Siempre he tenido muy malas resacas. Recuerdo que mis compañeros de piso en la universidad siempre organizaban una salida a algún lugar de comida basura que reequilibrase su PHdespués de una noche de excesos. «Con Jorge no contéis» era la frase habitual al otro lado de la puerta tras la que la deshidratación, la cefalea y los sudores fríos atacaban a un hombre indefenso que lamentaba cada mala decisión de la noche anterior. Tanto me jodían las resacas que me arrepentía de haber salido, algo así como dudar si poner la venda antes de una herida que aún no se ha abierto. Sí, ya se que podía salir sin beber y todas esas cosas pero... patatas.

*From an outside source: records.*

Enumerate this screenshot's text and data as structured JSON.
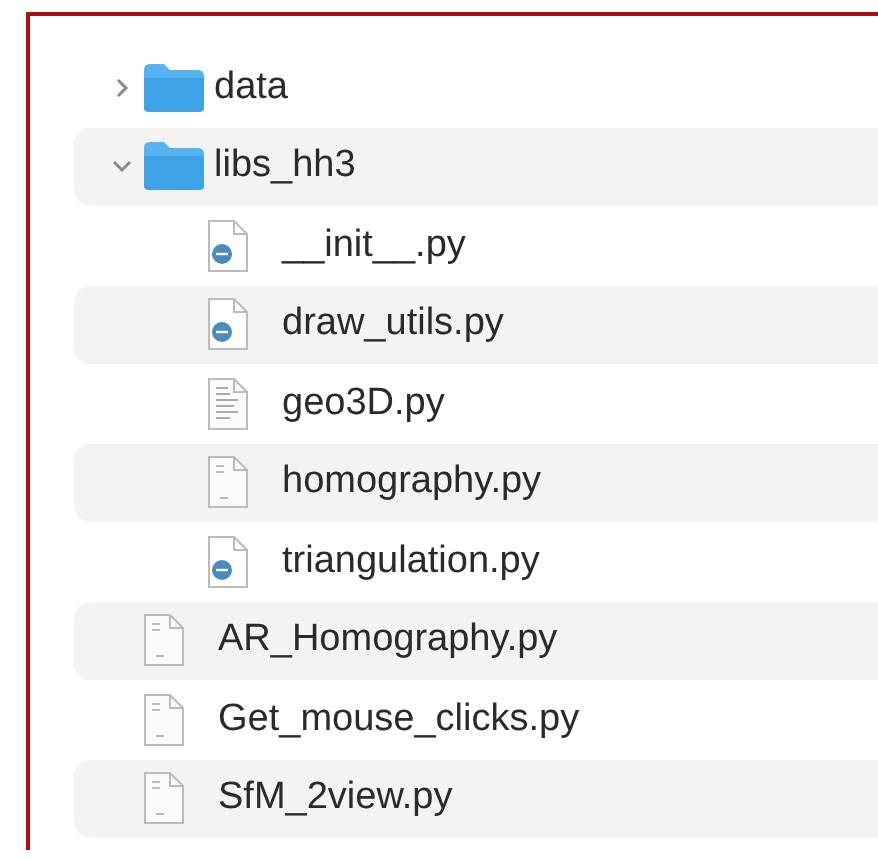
{
  "tree": [
    {
      "kind": "folder",
      "name": "data",
      "expanded": false
    },
    {
      "kind": "folder",
      "name": "libs_hh3",
      "expanded": true,
      "children": [
        {
          "kind": "python",
          "name": "__init__.py"
        },
        {
          "kind": "python",
          "name": "draw_utils.py"
        },
        {
          "kind": "text",
          "name": "geo3D.py"
        },
        {
          "kind": "plain",
          "name": "homography.py"
        },
        {
          "kind": "python",
          "name": "triangulation.py"
        }
      ]
    },
    {
      "kind": "plain",
      "name": "AR_Homography.py"
    },
    {
      "kind": "plain",
      "name": "Get_mouse_clicks.py"
    },
    {
      "kind": "plain",
      "name": "SfM_2view.py"
    }
  ]
}
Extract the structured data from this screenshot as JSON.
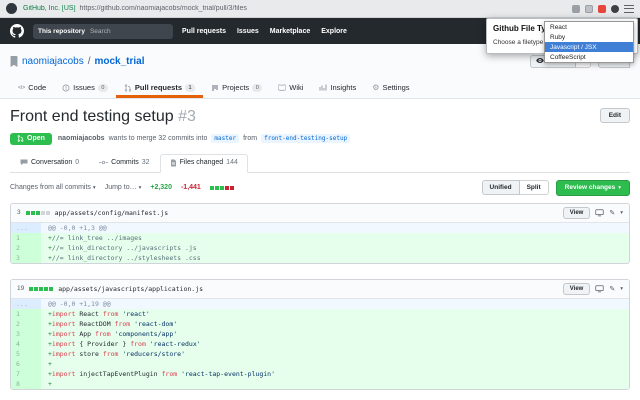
{
  "browser": {
    "security_label": "GitHub, Inc. [US]",
    "url": "https://github.com/naomiajacobs/mock_trial/pull/3/files"
  },
  "extension_popup": {
    "title": "Github File Type Filter",
    "choose_label": "Choose a filetype to show:",
    "options": [
      "React",
      "Ruby",
      "Javascript / JSX",
      "CoffeeScript"
    ],
    "selected_index": 2
  },
  "github_nav": {
    "search_scope": "This repository",
    "search_placeholder": "Search",
    "links": [
      "Pull requests",
      "Issues",
      "Marketplace",
      "Explore"
    ]
  },
  "repo": {
    "owner": "naomiajacobs",
    "separator": "/",
    "name": "mock_trial",
    "watch_label": "Watch",
    "watch_count": "0",
    "star_label": "Star"
  },
  "repo_tabs": [
    {
      "label": "Code"
    },
    {
      "label": "Issues",
      "count": "0"
    },
    {
      "label": "Pull requests",
      "count": "1"
    },
    {
      "label": "Projects",
      "count": "0"
    },
    {
      "label": "Wiki"
    },
    {
      "label": "Insights"
    },
    {
      "label": "Settings"
    }
  ],
  "pr": {
    "title": "Front end testing setup",
    "number": "#3",
    "edit_label": "Edit",
    "state_label": "Open",
    "author": "naomiajacobs",
    "action_text": "wants to merge 32 commits into",
    "base_branch": "master",
    "from_text": "from",
    "head_branch": "front-end-testing-setup"
  },
  "pr_tabs": [
    {
      "label": "Conversation",
      "count": "0"
    },
    {
      "label": "Commits",
      "count": "32"
    },
    {
      "label": "Files changed",
      "count": "144"
    }
  ],
  "diffbar": {
    "changes_dropdown": "Changes from all commits",
    "jump_dropdown": "Jump to…",
    "additions": "+2,320",
    "deletions": "-1,441",
    "blocks": [
      "g",
      "g",
      "g",
      "r",
      "r"
    ],
    "unified_label": "Unified",
    "split_label": "Split",
    "review_label": "Review changes"
  },
  "ui": {
    "view_label": "View"
  },
  "icons": {
    "caret_down": "▾",
    "star": "★",
    "gear": "⚙",
    "pencil": "✎",
    "code": "</>"
  },
  "files": [
    {
      "changes": "3",
      "blocks": [
        "g",
        "g",
        "g",
        "n",
        "n"
      ],
      "path": "app/assets/config/manifest.js",
      "lines": [
        {
          "num": "...",
          "type": "hunk",
          "segs": [
            [
              "h",
              "@@ -0,0 +1,3 @@"
            ]
          ]
        },
        {
          "num": "1",
          "type": "add",
          "segs": [
            [
              "a",
              "+"
            ],
            [
              "c",
              "//= link_tree ../images"
            ]
          ]
        },
        {
          "num": "2",
          "type": "add",
          "segs": [
            [
              "a",
              "+"
            ],
            [
              "c",
              "//= link_directory ../javascripts .js"
            ]
          ]
        },
        {
          "num": "3",
          "type": "add",
          "segs": [
            [
              "a",
              "+"
            ],
            [
              "c",
              "//= link_directory ../stylesheets .css"
            ]
          ]
        }
      ]
    },
    {
      "changes": "19",
      "blocks": [
        "g",
        "g",
        "g",
        "g",
        "g"
      ],
      "path": "app/assets/javascripts/application.js",
      "lines": [
        {
          "num": "...",
          "type": "hunk",
          "segs": [
            [
              "h",
              "@@ -0,0 +1,19 @@"
            ]
          ]
        },
        {
          "num": "1",
          "type": "add",
          "segs": [
            [
              "a",
              "+"
            ],
            [
              "k",
              "import"
            ],
            [
              "p",
              " React "
            ],
            [
              "k",
              "from"
            ],
            [
              "s",
              " 'react'"
            ]
          ]
        },
        {
          "num": "2",
          "type": "add",
          "segs": [
            [
              "a",
              "+"
            ],
            [
              "k",
              "import"
            ],
            [
              "p",
              " ReactDOM "
            ],
            [
              "k",
              "from"
            ],
            [
              "s",
              " 'react-dom'"
            ]
          ]
        },
        {
          "num": "3",
          "type": "add",
          "segs": [
            [
              "a",
              "+"
            ],
            [
              "k",
              "import"
            ],
            [
              "p",
              " App "
            ],
            [
              "k",
              "from"
            ],
            [
              "s",
              " 'components/app'"
            ]
          ]
        },
        {
          "num": "4",
          "type": "add",
          "segs": [
            [
              "a",
              "+"
            ],
            [
              "k",
              "import"
            ],
            [
              "p",
              " { Provider } "
            ],
            [
              "k",
              "from"
            ],
            [
              "s",
              " 'react-redux'"
            ]
          ]
        },
        {
          "num": "5",
          "type": "add",
          "segs": [
            [
              "a",
              "+"
            ],
            [
              "k",
              "import"
            ],
            [
              "p",
              " store "
            ],
            [
              "k",
              "from"
            ],
            [
              "s",
              " 'reducers/store'"
            ]
          ]
        },
        {
          "num": "6",
          "type": "add",
          "segs": [
            [
              "a",
              "+"
            ]
          ]
        },
        {
          "num": "7",
          "type": "add",
          "segs": [
            [
              "a",
              "+"
            ],
            [
              "k",
              "import"
            ],
            [
              "p",
              " injectTapEventPlugin "
            ],
            [
              "k",
              "from"
            ],
            [
              "s",
              " 'react-tap-event-plugin'"
            ]
          ]
        },
        {
          "num": "8",
          "type": "add",
          "segs": [
            [
              "a",
              "+"
            ]
          ]
        }
      ]
    }
  ]
}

El caso es que si las mías eran resacas malas –la edad, las obligaciones y dos niñas que todavía no entienden que los fines de semana puede uno levantarse un poquito más tarde – peor ha sido la de la manifestación del 16-F. A ella acudieron 13.000 personas según las autoridades, unos 50.000 según los organizadores, una diferencia que obliga a pensar que efectivamente alguna de las dos partes salió la noche anterior y aún no se había centrado, pero que en cualquier caso supone una presencia suficiente como para tenerla en cuenta dado el pasotismo habitual de la sociedad leonesa para mover un dedo por cualquier cosa. Todos ellos acudieron con la ilusión de que, esta vez sí, después de varias anteriores en las que nada había cambiado, el domingo iba a ser el punto de inflexión que iba a devolver la esperanza a esta tierra «terminal» como la definieron los sindicatos convocantes. Decían que el día después iba a ser más importante que la propia y manifestación y, para sospresa de absolutamente nadie, el lunes fue el día en el que Óscar Puente era recibido entre ramos en su localidad natal de Valladolid anunciando una inversión de más de 250 millones de euros en una estación de tren en la que le cupiese el ego. Al Bernabéu del ferrocarril español le sucedió en los titulares las declaraciones de Ester Muñoz, que apareció en la manifestación y no terminó de entender que hubiera gente que la culpase a ella y a su partido, el que lleva 40 años en el poder en una comunidad autónoma en la que nadie pidió estar, como uno de los males de la provincia. A la «briosa» diputada, como la definió el mejor ‘adjetivista’ (¿existe esa palabra?) de este país, Federico Jiménez Losantos, se le han visto las costuras en cuatro días. El primero hizo acto de presencia y se ofendió porque la cosa no era como a ella le hubiera gustado. El segundo, hizo la peor comparación que se le puede hacer a la gran mayoría de los que la rodearon el día antes. El tercero le echó la culpa de ello a otros y el cuarto volvió a Madrid para esparcir barro por el Congreso de los Diputados, que en realidad era su objetivo primario. Quizás las próximas elecciones tenga que hacer como algún adversario político y presentarse a las Generales por Valladolid.
En fin, resaca de las malas. Da la sensación de que esta tierra no hay ya quién la salve.